Food for Thought: Seeing Yourself
how many versions of yourself are actually out there?
I do.
For starters…
- There’s me as I know myself now.
- There’s the defiant, fuck-you version of me from when I was 17–18 ish.
- Then you’ve got the depressed, burdensome, nobody-would-care-if-I-was gone persona right before the angsty defiance.
- There’s the toddler who used to bang her head on the floor and throw crazy absurd temper tantrums.
AND so many other iterations of who I was before the woman I am today. I suspect there will be many more renditions of me as life presses on as some versions went out of style faster than others, while a few were more like a software update than a complete device exchange.
The introspection of it all really makes me grateful for the perspective I’ve gained along the way. A deep sense of gratitude for every single version of me that I’ve ever lived and experienced sets in with a peaceful joy.
And yet, the versions of me that live in my own head are just one piece of the pie. Arguably the most important, though still just one piece.

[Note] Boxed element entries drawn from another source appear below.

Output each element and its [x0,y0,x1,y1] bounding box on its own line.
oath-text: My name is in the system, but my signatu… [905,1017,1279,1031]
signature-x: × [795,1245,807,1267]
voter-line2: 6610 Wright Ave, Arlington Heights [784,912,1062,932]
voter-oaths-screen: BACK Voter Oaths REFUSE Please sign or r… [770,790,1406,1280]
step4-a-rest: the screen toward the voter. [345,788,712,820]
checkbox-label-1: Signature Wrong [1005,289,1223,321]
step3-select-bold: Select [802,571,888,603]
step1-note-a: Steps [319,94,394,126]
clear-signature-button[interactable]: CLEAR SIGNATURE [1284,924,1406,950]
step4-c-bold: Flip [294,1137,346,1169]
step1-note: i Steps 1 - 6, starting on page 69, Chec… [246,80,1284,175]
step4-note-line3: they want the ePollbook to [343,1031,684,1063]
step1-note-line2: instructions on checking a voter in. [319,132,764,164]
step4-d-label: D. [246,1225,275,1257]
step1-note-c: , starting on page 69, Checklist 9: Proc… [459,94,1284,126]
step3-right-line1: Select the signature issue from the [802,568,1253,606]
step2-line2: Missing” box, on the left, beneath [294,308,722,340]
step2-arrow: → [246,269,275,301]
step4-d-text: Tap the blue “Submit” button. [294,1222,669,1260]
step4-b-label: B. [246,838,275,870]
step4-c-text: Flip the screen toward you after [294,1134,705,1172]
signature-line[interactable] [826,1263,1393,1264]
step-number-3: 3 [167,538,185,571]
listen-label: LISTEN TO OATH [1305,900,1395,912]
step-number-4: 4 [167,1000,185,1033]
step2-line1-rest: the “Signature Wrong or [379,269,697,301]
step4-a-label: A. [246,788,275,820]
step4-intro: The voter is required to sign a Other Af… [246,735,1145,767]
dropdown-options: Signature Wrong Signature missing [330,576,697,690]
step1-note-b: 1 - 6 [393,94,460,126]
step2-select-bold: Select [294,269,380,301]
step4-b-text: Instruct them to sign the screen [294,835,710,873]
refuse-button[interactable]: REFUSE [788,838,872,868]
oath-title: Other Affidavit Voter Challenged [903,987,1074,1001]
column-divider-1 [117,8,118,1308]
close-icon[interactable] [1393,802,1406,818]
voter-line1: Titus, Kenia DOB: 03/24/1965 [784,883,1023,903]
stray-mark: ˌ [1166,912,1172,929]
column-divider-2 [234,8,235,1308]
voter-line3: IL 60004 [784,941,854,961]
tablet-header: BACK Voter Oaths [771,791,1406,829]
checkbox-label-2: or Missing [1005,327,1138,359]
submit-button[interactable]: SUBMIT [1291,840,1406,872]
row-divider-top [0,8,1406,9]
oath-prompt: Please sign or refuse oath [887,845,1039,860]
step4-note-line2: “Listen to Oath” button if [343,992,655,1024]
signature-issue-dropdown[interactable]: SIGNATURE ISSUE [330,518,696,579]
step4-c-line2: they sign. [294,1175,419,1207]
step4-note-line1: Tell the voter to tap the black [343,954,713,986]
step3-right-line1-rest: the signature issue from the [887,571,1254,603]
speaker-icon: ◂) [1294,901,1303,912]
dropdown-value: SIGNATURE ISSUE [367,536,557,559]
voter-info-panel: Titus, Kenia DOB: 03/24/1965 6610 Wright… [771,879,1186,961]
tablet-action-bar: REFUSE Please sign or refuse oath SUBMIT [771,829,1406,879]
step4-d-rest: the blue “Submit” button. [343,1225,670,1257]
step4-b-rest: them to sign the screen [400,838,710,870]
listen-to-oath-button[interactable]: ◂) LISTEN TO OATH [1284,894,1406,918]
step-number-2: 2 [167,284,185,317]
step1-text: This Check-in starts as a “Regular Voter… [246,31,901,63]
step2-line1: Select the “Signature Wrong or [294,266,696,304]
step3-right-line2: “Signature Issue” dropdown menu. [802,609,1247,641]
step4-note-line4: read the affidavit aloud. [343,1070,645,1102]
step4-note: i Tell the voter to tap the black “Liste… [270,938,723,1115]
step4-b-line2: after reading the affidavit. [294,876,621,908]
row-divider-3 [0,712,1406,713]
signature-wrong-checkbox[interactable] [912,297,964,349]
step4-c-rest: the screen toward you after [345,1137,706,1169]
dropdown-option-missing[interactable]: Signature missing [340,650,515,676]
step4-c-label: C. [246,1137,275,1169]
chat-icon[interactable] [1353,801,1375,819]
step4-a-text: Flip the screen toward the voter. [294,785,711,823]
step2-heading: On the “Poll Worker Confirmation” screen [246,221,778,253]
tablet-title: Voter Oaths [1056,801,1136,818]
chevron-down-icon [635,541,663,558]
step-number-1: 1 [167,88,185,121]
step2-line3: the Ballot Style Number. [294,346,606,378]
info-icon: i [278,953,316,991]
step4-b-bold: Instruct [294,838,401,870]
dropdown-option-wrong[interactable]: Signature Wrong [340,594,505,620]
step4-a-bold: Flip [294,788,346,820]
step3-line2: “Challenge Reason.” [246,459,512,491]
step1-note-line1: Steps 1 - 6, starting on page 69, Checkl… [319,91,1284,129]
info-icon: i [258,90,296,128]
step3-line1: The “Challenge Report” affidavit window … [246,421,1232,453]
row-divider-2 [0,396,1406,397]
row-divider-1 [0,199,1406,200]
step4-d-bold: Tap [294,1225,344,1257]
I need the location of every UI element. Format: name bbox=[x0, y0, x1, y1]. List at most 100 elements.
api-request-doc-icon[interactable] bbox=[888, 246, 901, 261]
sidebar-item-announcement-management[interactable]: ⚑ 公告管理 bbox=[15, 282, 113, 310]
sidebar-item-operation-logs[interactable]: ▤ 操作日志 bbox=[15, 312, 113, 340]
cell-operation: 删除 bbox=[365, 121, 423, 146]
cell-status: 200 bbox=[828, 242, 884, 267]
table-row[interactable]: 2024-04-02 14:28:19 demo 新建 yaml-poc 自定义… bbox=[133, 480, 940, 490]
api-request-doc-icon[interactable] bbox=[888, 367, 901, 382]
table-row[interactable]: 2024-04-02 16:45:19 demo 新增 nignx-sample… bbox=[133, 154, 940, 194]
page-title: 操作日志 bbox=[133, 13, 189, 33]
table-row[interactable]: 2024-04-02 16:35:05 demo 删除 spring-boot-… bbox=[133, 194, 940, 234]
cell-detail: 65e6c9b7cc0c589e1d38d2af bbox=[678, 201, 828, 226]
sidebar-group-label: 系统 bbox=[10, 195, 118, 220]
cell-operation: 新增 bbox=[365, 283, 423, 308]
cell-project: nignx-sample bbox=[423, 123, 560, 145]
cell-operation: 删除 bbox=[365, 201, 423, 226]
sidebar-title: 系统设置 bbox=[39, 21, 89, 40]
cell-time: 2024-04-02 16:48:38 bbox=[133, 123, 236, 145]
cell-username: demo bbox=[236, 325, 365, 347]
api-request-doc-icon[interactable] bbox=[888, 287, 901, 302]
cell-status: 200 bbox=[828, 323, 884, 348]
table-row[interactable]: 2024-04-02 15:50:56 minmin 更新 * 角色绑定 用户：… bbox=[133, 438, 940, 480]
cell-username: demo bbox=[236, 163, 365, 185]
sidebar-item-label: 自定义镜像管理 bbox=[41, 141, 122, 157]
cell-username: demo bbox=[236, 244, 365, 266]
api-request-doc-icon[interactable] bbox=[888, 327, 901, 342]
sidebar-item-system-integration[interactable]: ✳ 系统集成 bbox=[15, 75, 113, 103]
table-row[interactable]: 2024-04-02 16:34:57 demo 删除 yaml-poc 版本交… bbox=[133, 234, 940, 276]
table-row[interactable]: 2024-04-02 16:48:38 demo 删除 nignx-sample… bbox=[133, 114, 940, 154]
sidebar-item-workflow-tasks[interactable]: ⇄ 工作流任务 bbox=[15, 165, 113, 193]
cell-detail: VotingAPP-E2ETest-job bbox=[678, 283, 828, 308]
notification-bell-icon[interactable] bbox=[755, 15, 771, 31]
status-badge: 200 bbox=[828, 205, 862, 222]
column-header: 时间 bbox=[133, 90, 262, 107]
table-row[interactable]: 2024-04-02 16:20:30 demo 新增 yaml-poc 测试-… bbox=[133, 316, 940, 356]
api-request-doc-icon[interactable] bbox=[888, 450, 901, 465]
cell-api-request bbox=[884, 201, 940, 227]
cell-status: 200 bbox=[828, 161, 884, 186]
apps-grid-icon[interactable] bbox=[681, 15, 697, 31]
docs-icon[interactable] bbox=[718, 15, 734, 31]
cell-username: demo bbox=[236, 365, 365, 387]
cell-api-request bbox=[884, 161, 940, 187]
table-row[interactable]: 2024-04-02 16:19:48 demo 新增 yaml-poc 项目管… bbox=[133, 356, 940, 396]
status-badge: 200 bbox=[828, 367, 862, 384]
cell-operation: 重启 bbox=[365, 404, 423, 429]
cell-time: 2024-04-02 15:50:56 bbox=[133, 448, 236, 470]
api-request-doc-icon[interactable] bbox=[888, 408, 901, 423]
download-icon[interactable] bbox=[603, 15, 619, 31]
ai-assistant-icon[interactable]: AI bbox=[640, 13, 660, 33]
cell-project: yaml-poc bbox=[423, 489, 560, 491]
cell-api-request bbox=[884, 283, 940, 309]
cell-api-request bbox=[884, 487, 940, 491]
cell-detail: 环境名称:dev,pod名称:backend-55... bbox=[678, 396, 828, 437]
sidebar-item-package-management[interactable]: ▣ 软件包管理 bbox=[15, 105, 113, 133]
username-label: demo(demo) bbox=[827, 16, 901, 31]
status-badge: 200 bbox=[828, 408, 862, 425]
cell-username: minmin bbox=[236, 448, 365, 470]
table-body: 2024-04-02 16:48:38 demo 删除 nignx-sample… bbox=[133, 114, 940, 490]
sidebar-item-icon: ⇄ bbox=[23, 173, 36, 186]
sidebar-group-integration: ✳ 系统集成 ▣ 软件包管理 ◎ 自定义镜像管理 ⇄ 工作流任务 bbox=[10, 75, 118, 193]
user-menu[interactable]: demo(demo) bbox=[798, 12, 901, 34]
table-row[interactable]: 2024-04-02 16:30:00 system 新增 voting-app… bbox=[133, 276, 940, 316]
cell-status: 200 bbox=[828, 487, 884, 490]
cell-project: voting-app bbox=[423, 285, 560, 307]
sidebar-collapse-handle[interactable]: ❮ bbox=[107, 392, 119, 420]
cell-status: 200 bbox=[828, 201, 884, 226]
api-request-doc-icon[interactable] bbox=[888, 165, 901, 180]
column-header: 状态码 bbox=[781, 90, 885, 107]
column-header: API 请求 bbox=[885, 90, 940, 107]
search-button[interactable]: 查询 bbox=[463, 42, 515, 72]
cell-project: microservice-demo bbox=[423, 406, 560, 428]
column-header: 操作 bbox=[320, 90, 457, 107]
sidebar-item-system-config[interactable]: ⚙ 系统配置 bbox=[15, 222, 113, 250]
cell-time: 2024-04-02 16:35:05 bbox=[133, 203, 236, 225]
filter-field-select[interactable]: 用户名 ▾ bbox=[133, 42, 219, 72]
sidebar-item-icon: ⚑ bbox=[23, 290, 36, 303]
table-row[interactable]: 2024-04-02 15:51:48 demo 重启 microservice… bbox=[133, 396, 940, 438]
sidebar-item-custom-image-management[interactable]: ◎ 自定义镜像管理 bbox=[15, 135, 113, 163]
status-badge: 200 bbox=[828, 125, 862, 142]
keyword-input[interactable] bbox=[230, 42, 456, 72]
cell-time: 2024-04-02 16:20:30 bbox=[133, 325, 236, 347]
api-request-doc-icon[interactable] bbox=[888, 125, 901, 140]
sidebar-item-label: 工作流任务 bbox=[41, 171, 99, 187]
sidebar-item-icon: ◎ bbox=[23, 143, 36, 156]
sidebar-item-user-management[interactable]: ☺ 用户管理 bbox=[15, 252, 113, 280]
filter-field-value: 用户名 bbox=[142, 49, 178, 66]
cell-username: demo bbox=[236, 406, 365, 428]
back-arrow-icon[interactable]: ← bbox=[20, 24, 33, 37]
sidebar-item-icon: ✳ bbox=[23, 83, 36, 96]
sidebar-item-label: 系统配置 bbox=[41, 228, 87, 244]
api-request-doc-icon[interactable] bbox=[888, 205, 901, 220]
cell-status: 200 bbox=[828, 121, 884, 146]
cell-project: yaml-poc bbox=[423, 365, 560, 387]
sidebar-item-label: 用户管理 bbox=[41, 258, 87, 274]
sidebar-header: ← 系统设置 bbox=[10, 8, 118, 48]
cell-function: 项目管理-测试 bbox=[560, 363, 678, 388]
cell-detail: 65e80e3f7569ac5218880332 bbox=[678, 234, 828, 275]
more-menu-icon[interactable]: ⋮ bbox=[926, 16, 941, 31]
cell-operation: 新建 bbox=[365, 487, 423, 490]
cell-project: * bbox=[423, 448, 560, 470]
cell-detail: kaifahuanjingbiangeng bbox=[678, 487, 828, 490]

The way you see me isn’t the same way I see myself, which isn’t the same way someone else sees me. You (and anyone else who knows I exist) created your own perception of who I am, what I sound like, how I look, what I think and feel… etc. It’s what we do. Human brains take in information and draw conclusions based on our experiences to help us make connections and inferences.
I’ve been doing a lot of reading about unconscious bias, and in short, unconscious biases are assumptions. Understanding assumptions this way and how the brain processes the overwhelming amount of data and stimulants we receive in any given moment helped me conceptualize the feeling of being misunderstood in a way that hadn’t occurred to me before.
Every time I’ve felt misunderstood by someone — even someone I love and care for very much — it’s because they made assumptions about me, and I about them. And those assumptions clouded the true intent of the interaction. EVEN in good, solid, wholesome relationships… and perhaps ESPECIALLY in the deep, long-standing ones.
For example, I’ve walked away from interactions and found myself being described as annoyed and intense by one onlooker and passionate and urgent by another. Both who know me well, care for me richly, and value me deeply. Sure, you have the nuance in vocabulary — the connotation wrapped up in certain words for certain people — and you have the different experiences and data that exists in each of their brains informing how they’re internalizing my facial expressions, tone of voice, body movements and my own vocabulary that informs their perceptions and of course their own vocabulary.
All of that to say, no one is right. No one is wrong. They get to see me in the light they see me, and that’s that.
What beauty there is in a person who seeks to understand you as you see yourself, challenges you to consider viewing beyond your current gaze, and practices patient objectivity in knowing you.